Easy question: what's the most important thing about a coffee shop?
Easy answer: the coffee.
That's also the wrong answer. Or at least, it's not always the right one. This is because there is no "correct" answer to such a question. That fact doesn't apply only to coffee shops, but I'll stick with java for this edifying conceit. There are coffee places where I go for the coffee and the coffee alone, there are coffee shops I go to because they are good for working at, and there are cafe's where the decor is good enough that it makes up for any failings in the coffee.
Take Pannikin in La Jolla, for instance. The coffee there is average. It merits neither special mention nor condemnation. If I am realistic, this is the territory that 80% of coffee falls into. For the rest, 5% is outstanding and 15% is sub-par. Yet, despite it's normative coffee, Pannikin is very successful and I would rate it highly as a coffee shop, mostly because of its amazing patio.
The multi-level deck made of old, faded wood incorporates trees and geometry in a way that creates a quirky sense of original space. Such a vibe is surprisingly difficult to get right and usually comes from a sense of organic growth and patina that's charming and authentic rather than uncomfortable and forced.
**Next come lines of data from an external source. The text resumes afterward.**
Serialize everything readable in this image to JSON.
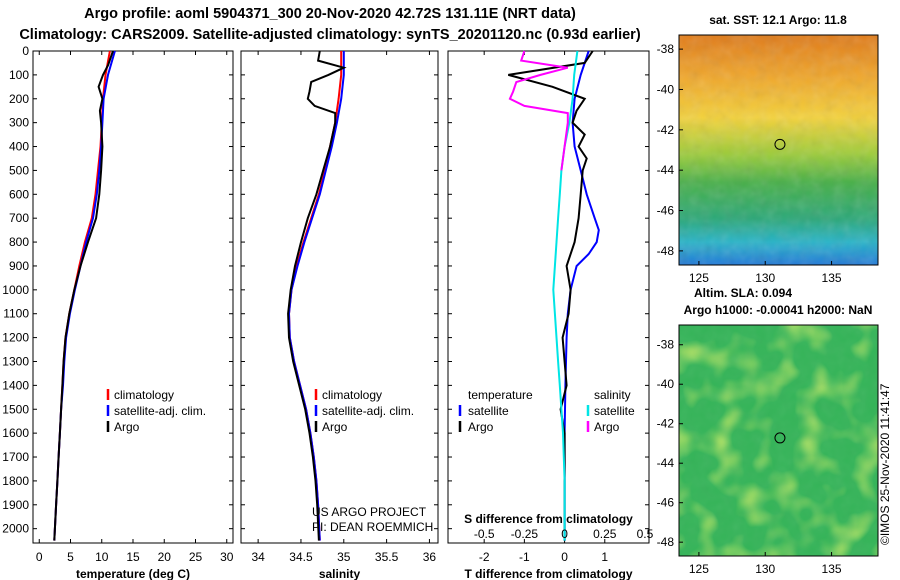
{
  "header": {
    "title_line1": "Argo profile: aoml 5904371_300 20-Nov-2020 42.72S 131.11E (NRT data)",
    "title_line2": "Climatology: CARS2009. Satellite-adjusted climatology: synTS_20201120.nc (0.93d earlier)"
  },
  "credit": {
    "line1": "US ARGO PROJECT",
    "line2": "PI: DEAN ROEMMICH"
  },
  "copyright": "©IMOS 25-Nov-2020 11:41:47",
  "colors": {
    "climatology": "#ff0000",
    "satellite": "#0000ff",
    "argo": "#000000",
    "sat_salinity": "#00e5e5",
    "argo_salinity": "#ff00ff"
  },
  "chart_data": [
    {
      "type": "line",
      "panel": "temperature",
      "xlabel": "temperature (deg C)",
      "ylabel": "",
      "xlim": [
        -1,
        31
      ],
      "ylim": [
        2060,
        0
      ],
      "xticks": [
        0,
        5,
        10,
        15,
        20,
        25,
        30
      ],
      "xtick_labels": [
        "0",
        "5",
        "10",
        "15",
        "20",
        "25",
        "30"
      ],
      "yticks": [
        0,
        100,
        200,
        300,
        400,
        500,
        600,
        700,
        800,
        900,
        1000,
        1100,
        1200,
        1300,
        1400,
        1500,
        1600,
        1700,
        1800,
        1900,
        2000
      ],
      "legend": [
        "climatology",
        "satellite-adj. clim.",
        "Argo"
      ],
      "series": [
        {
          "name": "climatology",
          "color": "#ff0000",
          "depth": [
            0,
            100,
            200,
            300,
            400,
            500,
            600,
            700,
            800,
            900,
            1000,
            1100,
            1200,
            1300,
            1400,
            1500,
            1600,
            1700,
            1800,
            1900,
            2050
          ],
          "values": [
            11.3,
            10.6,
            10.2,
            10.0,
            9.8,
            9.4,
            9.0,
            8.4,
            7.3,
            6.4,
            5.6,
            4.8,
            4.2,
            3.9,
            3.7,
            3.5,
            3.3,
            3.1,
            2.9,
            2.7,
            2.4
          ]
        },
        {
          "name": "satellite-adj. clim.",
          "color": "#0000ff",
          "depth": [
            0,
            100,
            200,
            300,
            400,
            500,
            600,
            700,
            800,
            900,
            1000,
            1100,
            1200,
            1300,
            1400,
            1500,
            1600,
            1700,
            1800,
            1900,
            2050
          ],
          "values": [
            12.1,
            11.0,
            10.3,
            10.1,
            9.9,
            9.6,
            9.2,
            8.6,
            7.5,
            6.6,
            5.7,
            4.9,
            4.3,
            4.0,
            3.8,
            3.5,
            3.3,
            3.1,
            2.9,
            2.7,
            2.4
          ]
        },
        {
          "name": "Argo",
          "color": "#000000",
          "depth": [
            0,
            60,
            100,
            150,
            200,
            250,
            300,
            400,
            500,
            600,
            700,
            800,
            900,
            1000,
            1100,
            1200,
            1300,
            1400,
            1500,
            1600,
            1700,
            1800,
            1900,
            2050
          ],
          "values": [
            11.8,
            11.0,
            10.2,
            9.5,
            10.1,
            9.7,
            9.9,
            10.1,
            9.9,
            9.6,
            9.1,
            7.8,
            6.6,
            5.6,
            4.8,
            4.2,
            3.9,
            3.7,
            3.5,
            3.3,
            3.1,
            2.9,
            2.7,
            2.4
          ]
        }
      ]
    },
    {
      "type": "line",
      "panel": "salinity",
      "xlabel": "salinity",
      "ylabel": "",
      "xlim": [
        33.8,
        36.1
      ],
      "ylim": [
        2060,
        0
      ],
      "xticks": [
        34,
        34.5,
        35,
        35.5,
        36
      ],
      "xtick_labels": [
        "34",
        "34.5",
        "35",
        "35.5",
        "36"
      ],
      "legend": [
        "climatology",
        "satellite-adj. clim.",
        "Argo"
      ],
      "series": [
        {
          "name": "climatology",
          "color": "#ff0000",
          "depth": [
            0,
            100,
            200,
            300,
            400,
            500,
            600,
            700,
            800,
            900,
            1000,
            1100,
            1200,
            1300,
            1400,
            1500,
            1600,
            1700,
            1800,
            1900,
            2050
          ],
          "values": [
            34.97,
            34.97,
            34.94,
            34.9,
            34.84,
            34.78,
            34.71,
            34.62,
            34.53,
            34.45,
            34.39,
            34.36,
            34.37,
            34.42,
            34.49,
            34.56,
            34.61,
            34.65,
            34.68,
            34.7,
            34.72
          ]
        },
        {
          "name": "satellite-adj. clim.",
          "color": "#0000ff",
          "depth": [
            0,
            100,
            200,
            300,
            400,
            500,
            600,
            700,
            800,
            900,
            1000,
            1100,
            1200,
            1300,
            1400,
            1500,
            1600,
            1700,
            1800,
            1900,
            2050
          ],
          "values": [
            35.0,
            35.0,
            34.97,
            34.92,
            34.86,
            34.79,
            34.72,
            34.63,
            34.54,
            34.46,
            34.39,
            34.36,
            34.37,
            34.42,
            34.49,
            34.56,
            34.61,
            34.65,
            34.68,
            34.7,
            34.72
          ]
        },
        {
          "name": "Argo",
          "color": "#000000",
          "depth": [
            0,
            40,
            70,
            100,
            130,
            170,
            200,
            230,
            260,
            300,
            400,
            500,
            600,
            700,
            800,
            900,
            1000,
            1100,
            1200,
            1300,
            1400,
            1500,
            1600,
            1700,
            1800,
            1900,
            2050
          ],
          "values": [
            34.72,
            34.7,
            35.0,
            34.82,
            34.62,
            34.6,
            34.58,
            34.66,
            34.9,
            34.9,
            34.84,
            34.76,
            34.68,
            34.58,
            34.5,
            34.43,
            34.38,
            34.35,
            34.36,
            34.41,
            34.48,
            34.55,
            34.6,
            34.64,
            34.67,
            34.69,
            34.71
          ]
        }
      ]
    },
    {
      "type": "line",
      "panel": "difference",
      "xlabel": "T difference from climatology",
      "top_xlabel": "S difference from climatology",
      "xlim": [
        -2.9,
        2.1
      ],
      "ylim": [
        2060,
        0
      ],
      "xticks": [
        -2,
        -1,
        0,
        1
      ],
      "xtick_labels": [
        "-2",
        "-1",
        "0",
        "1"
      ],
      "top_xticks": [
        -0.5,
        -0.25,
        0,
        0.25,
        0.5
      ],
      "top_xtick_labels": [
        "-0.5",
        "-0.25",
        "0",
        "0.25",
        "0.5"
      ],
      "legend_left_title": "temperature",
      "legend_right_title": "salinity",
      "legend_left": [
        "satellite",
        "Argo"
      ],
      "legend_right": [
        "satellite",
        "Argo"
      ],
      "series": [
        {
          "name": "satellite",
          "quantity": "T",
          "color": "#0000ff",
          "depth": [
            0,
            100,
            200,
            300,
            400,
            500,
            600,
            700,
            750,
            800,
            850,
            900,
            1000,
            1100,
            1200,
            1400,
            1600,
            1800,
            2050
          ],
          "values": [
            0.6,
            0.4,
            0.25,
            0.2,
            0.25,
            0.4,
            0.55,
            0.75,
            0.85,
            0.8,
            0.6,
            0.3,
            0.15,
            0.08,
            0.05,
            0.02,
            0.0,
            0.0,
            0.0
          ]
        },
        {
          "name": "Argo",
          "quantity": "T",
          "color": "#000000",
          "depth": [
            0,
            50,
            100,
            150,
            200,
            250,
            300,
            350,
            400,
            450,
            500,
            600,
            700,
            800,
            900,
            1000,
            1100,
            1200,
            1300,
            1400,
            1500,
            1600,
            1800,
            2050
          ],
          "values": [
            0.7,
            0.5,
            -1.4,
            -0.3,
            0.5,
            0.3,
            0.2,
            0.5,
            0.35,
            0.55,
            0.45,
            0.4,
            0.35,
            0.25,
            0.05,
            0.15,
            0.1,
            -0.05,
            0.0,
            0.05,
            -0.1,
            0.0,
            0.0,
            0.0
          ]
        },
        {
          "name": "satellite",
          "quantity": "S",
          "color": "#00e5e5",
          "depth": [
            0,
            100,
            200,
            300,
            400,
            500,
            600,
            700,
            800,
            900,
            1000,
            1100,
            1200,
            1300,
            1400,
            1500,
            1600,
            1800,
            2050
          ],
          "values": [
            0.08,
            0.06,
            0.05,
            0.03,
            0.0,
            -0.02,
            -0.03,
            -0.04,
            -0.05,
            -0.06,
            -0.07,
            -0.06,
            -0.05,
            -0.04,
            -0.03,
            -0.02,
            -0.01,
            0.0,
            0.0
          ]
        },
        {
          "name": "Argo",
          "quantity": "S",
          "color": "#ff00ff",
          "depth": [
            0,
            40,
            70,
            100,
            130,
            170,
            200,
            230,
            260,
            300,
            400,
            500
          ],
          "values": [
            -0.25,
            -0.27,
            0.02,
            -0.15,
            -0.3,
            -0.32,
            -0.34,
            -0.25,
            0.02,
            0.02,
            0.0,
            -0.02
          ]
        }
      ]
    },
    {
      "type": "heatmap",
      "panel": "sst_map",
      "title": "sat. SST: 12.1  Argo: 11.8",
      "xlim": [
        123.5,
        138.5
      ],
      "ylim": [
        -48.7,
        -37.3
      ],
      "xticks": [
        125,
        130,
        135
      ],
      "yticks": [
        -38,
        -40,
        -42,
        -44,
        -46,
        -48
      ],
      "xtick_labels": [
        "125",
        "130",
        "135"
      ],
      "ytick_labels": [
        "-38",
        "-40",
        "-42",
        "-44",
        "-46",
        "-48"
      ],
      "marker": {
        "lon": 131.11,
        "lat": -42.72
      }
    },
    {
      "type": "heatmap",
      "panel": "sla_map",
      "title": "Altim. SLA: 0.094",
      "subtitle": "Argo h1000: -0.00041  h2000: NaN",
      "xlim": [
        123.5,
        138.5
      ],
      "ylim": [
        -48.7,
        -37.0
      ],
      "xticks": [
        125,
        130,
        135
      ],
      "yticks": [
        -38,
        -40,
        -42,
        -44,
        -46,
        -48
      ],
      "xtick_labels": [
        "125",
        "130",
        "135"
      ],
      "ytick_labels": [
        "-38",
        "-40",
        "-42",
        "-44",
        "-46",
        "-48"
      ],
      "marker": {
        "lon": 131.11,
        "lat": -42.72
      }
    }
  ]
}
I also must recommend the delicious weirdness of the "french toast muffin." Studded with chocolate chips, the batter must contain huge volumes of egg. The muffin threatens to break the boundary separating morning pastry and custard, indeed it is almost like a popover that never popped and instead remained dense, sweet and chewy. It's a unique sweet by any means and, while not pretty to look at, is a sugarbomb worthy of sharing.
When we are spoiled for choice, as we are with coffee shops and most other types of business, I think it's important to differentiate between specific aspects and attributes of the many, many places we might patronize. It's actually a boon that we have so many options in front of us. There are places I might go just to get an exceptional cup of coffee and places I might go just because they have comfortable spaces. In a way, no place can really be perfect in every aspect, and it's valuable that we have a plethora of restaurants, nightclubs, bakeries, and cafes that bring different things to the great potluck of commerce. Don't get me wrong, proliferation and specialization going hand in hand has had its downfalls (a totally different subject that I won't get into) but the upside of the diverse market is that we are allowed some autonomy in fulfilling our desires and, in some respects, there is a little something for everyone out there if you just know what you're looking for.